The tracking results of this method, tagged as DSM, have been compared to those obtained with the more popular correlation method with local peak interpolation to achieve subpixel resolution. To this end, four different targets have been mounted on a motorized platform and horizontally displaced while a digital camera records all the process. The experiment resulted in different sequences of moving targets with an expected frame-to-frame displacement of 1.3 µm, or equivalently 0.002 px.
The results indicate that the average performance of both DSM (Digital Speckle Method) and correlation-based methods is similar, but DSM is more sensitive to noise compared to correlation. This sensitivity to noise is reflected in a higher dispersion in the calculation of the target position, which can be up to five times worse for complex objects. Thus, the DSM method may be less accurate for complex objects that exhibit small distortions when captured at different positions.
However, one advantage of DSM is that it does not require interpolation, which means it is not affected by peak-locking errors that can be observed in methods using squared targets when tracked with the correlation method.
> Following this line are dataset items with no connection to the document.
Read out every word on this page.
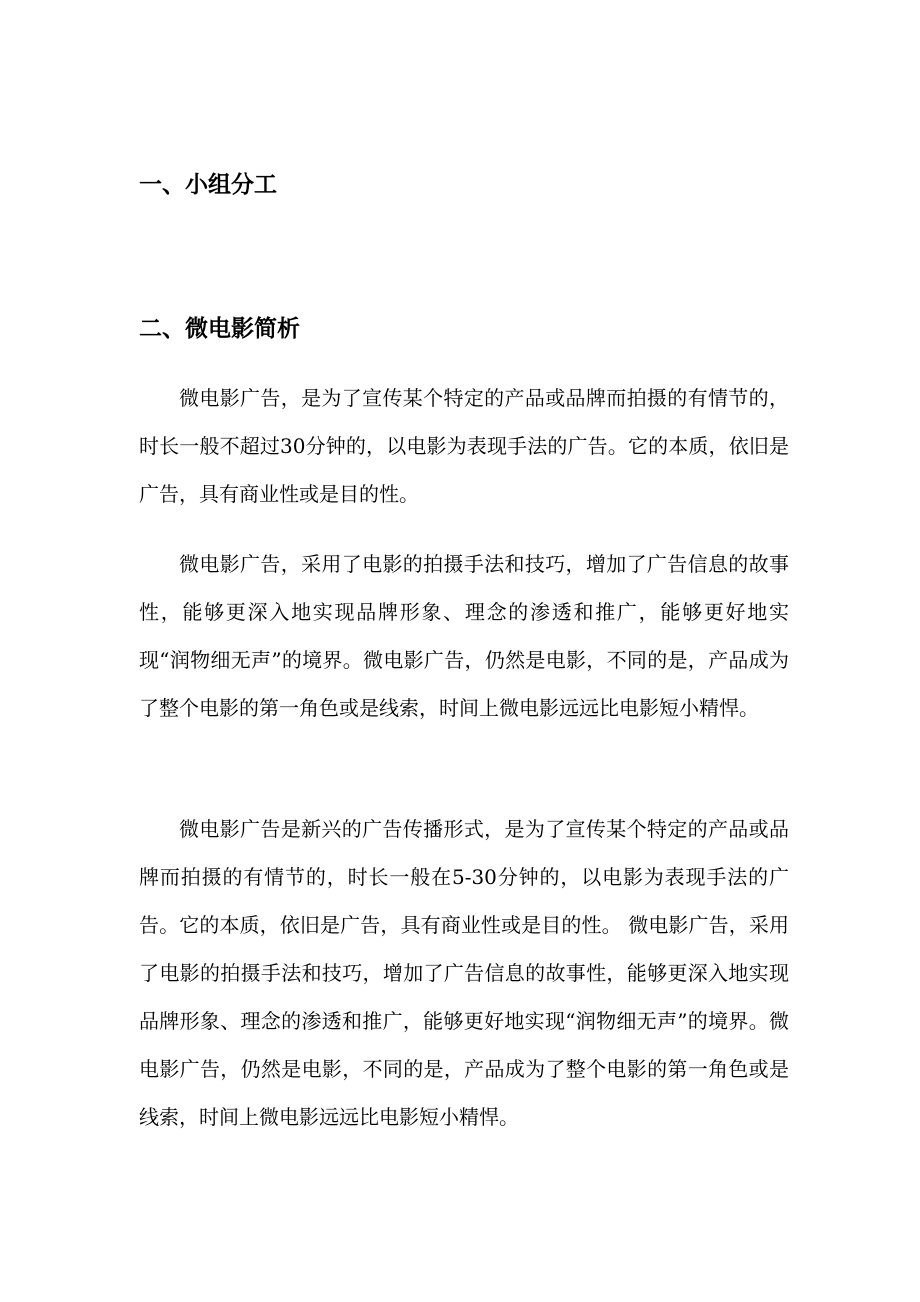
一、小组分工
二、微电影简析

微电影广告，是为了宣传某个特定的产品或品牌而拍摄的有情节的，时长一般不超过30分钟的，以电影为表现手法的广告。它的本质，依旧是广告，具有商业性或是目的性。

微电影广告，采用了电影的拍摄手法和技巧，增加了广告信息的故事性，能够更深入地实现品牌形象、理念的渗透和推广，能够更好地实现“润物细无声”的境界。微电影广告，仍然是电影，不同的是，产品成为了整个电影的第一角色或是线索，时间上微电影远远比电影短小精悍。

微电影广告是新兴的广告传播形式，是为了宣传某个特定的产品或品牌而拍摄的有情节的，时长一般在5-30分钟的，以电影为表现手法的广告。它的本质，依旧是广告，具有商业性或是目的性。 微电影广告，采用了电影的拍摄手法和技巧，增加了广告信息的故事性，能够更深入地实现品牌形象、理念的渗透和推广，能够更好地实现“润物细无声”的境界。微电影广告，仍然是电影，不同的是，产品成为了整个电影的第一角色或是线索，时间上微电影远远比电影短小精悍。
In terms of target morphology, the circular target is found to be the most suitable artificial target for subpixel tracking. It is easy to draw and yields clean and accurate results. Additionally, circular shapes are commonly found in natural objects such as perforations or bolts, making them suitable for image tracking using natural objects.
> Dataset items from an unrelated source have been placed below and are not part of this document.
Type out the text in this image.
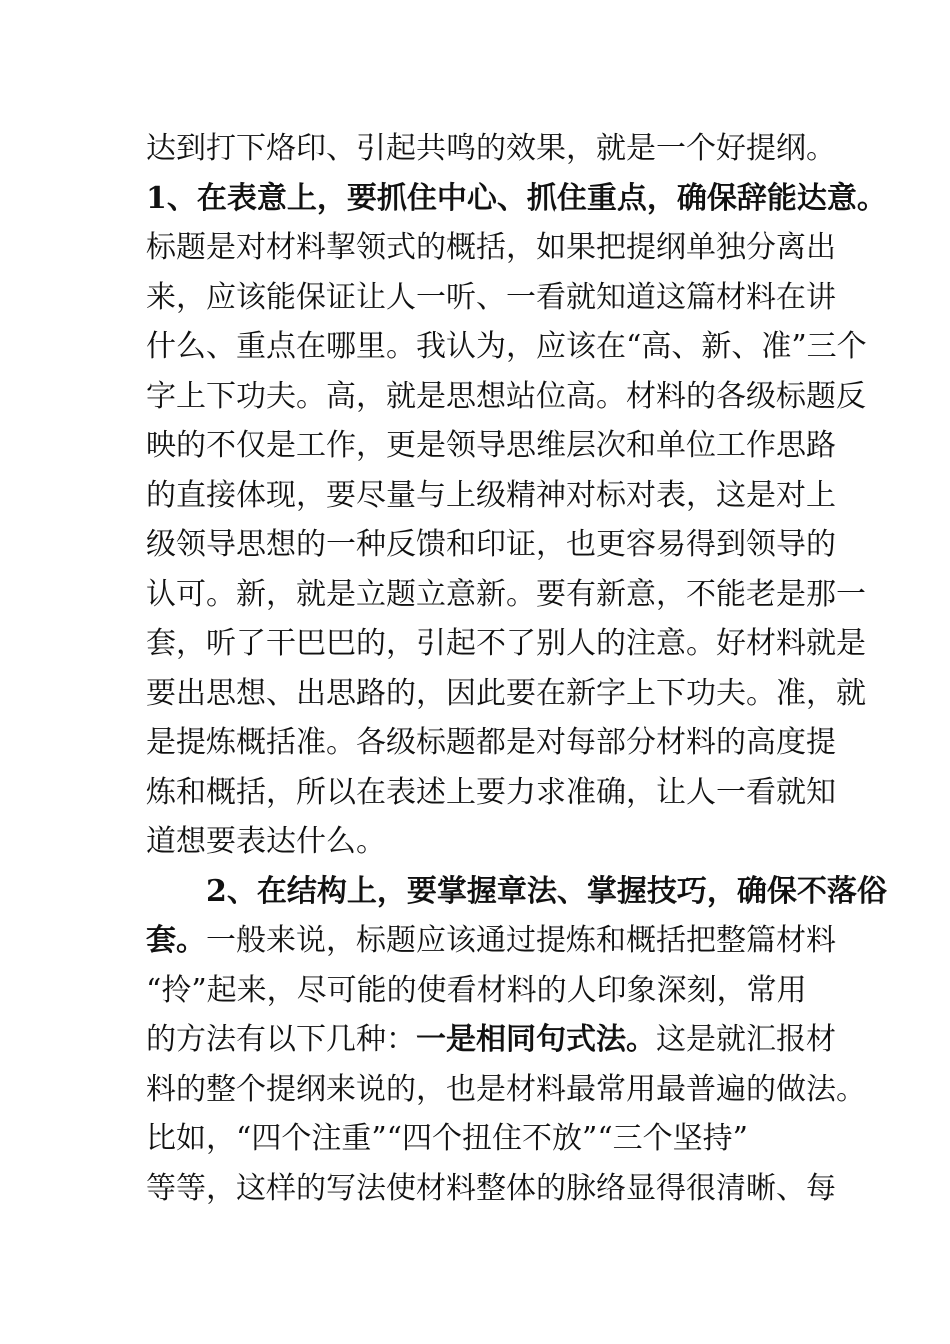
达到打下烙印、引起共鸣的效果，就是一个好提纲。
1、在表意上，要抓住中心、抓住重点，确保辞能达意。
标题是对材料挈领式的概括，如果把提纲单独分离出
来，应该能保证让人一听、一看就知道这篇材料在讲
什么、重点在哪里。我认为，应该在“高、新、准”三个
字上下功夫。高，就是思想站位高。材料的各级标题反
映的不仅是工作，更是领导思维层次和单位工作思路
的直接体现，要尽量与上级精神对标对表，这是对上
级领导思想的一种反馈和印证，也更容易得到领导的
认可。新，就是立题立意新。要有新意，不能老是那一
套，听了干巴巴的，引起不了别人的注意。好材料就是
要出思想、出思路的，因此要在新字上下功夫。准，就
是提炼概括准。各级标题都是对每部分材料的高度提
炼和概括，所以在表述上要力求准确，让人一看就知
道想要表达什么。
2、在结构上，要掌握章法、掌握技巧，确保不落俗
套。一般来说，标题应该通过提炼和概括把整篇材料
“拎”起来，尽可能的使看材料的人印象深刻，常用
的方法有以下几种：一是相同句式法。这是就汇报材
料的整个提纲来说的，也是材料最常用最普遍的做法。
比如，“四个注重”“四个扭住不放”“三个坚持”
等等，这样的写法使材料整体的脉络显得很清晰、每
Based on these findings, the DSM method can be considered a reliable alternative to the correlation method. It offers the advantages of simpler implementation and lower computational cost, although it requires previous calibration. However, it should be noted that DSM cannot recognize the direction of movement as currently formulated.
Future studies could focus on analyzing the performance of the DSM method with textured targets, such as pseudo-speckled patterns used in Digital Image Correlation. Results obtained with complex targets suggest that the method may not provide optimal results, but the deviation of the curve from linear behavior can provide valuable information about object distortions that is not captured by the correlation method, where only the peak position is used as a parameter.
In summary, the DSM method is a reliable alternative to correlation-based methods, offering simplicity and a lower computational cost. However, it is more sensitive to noise and may not perform optimally with complex targets. According to this, the choice of circular targets is recommended for subpixel tracking due to their ease of use and accuracy.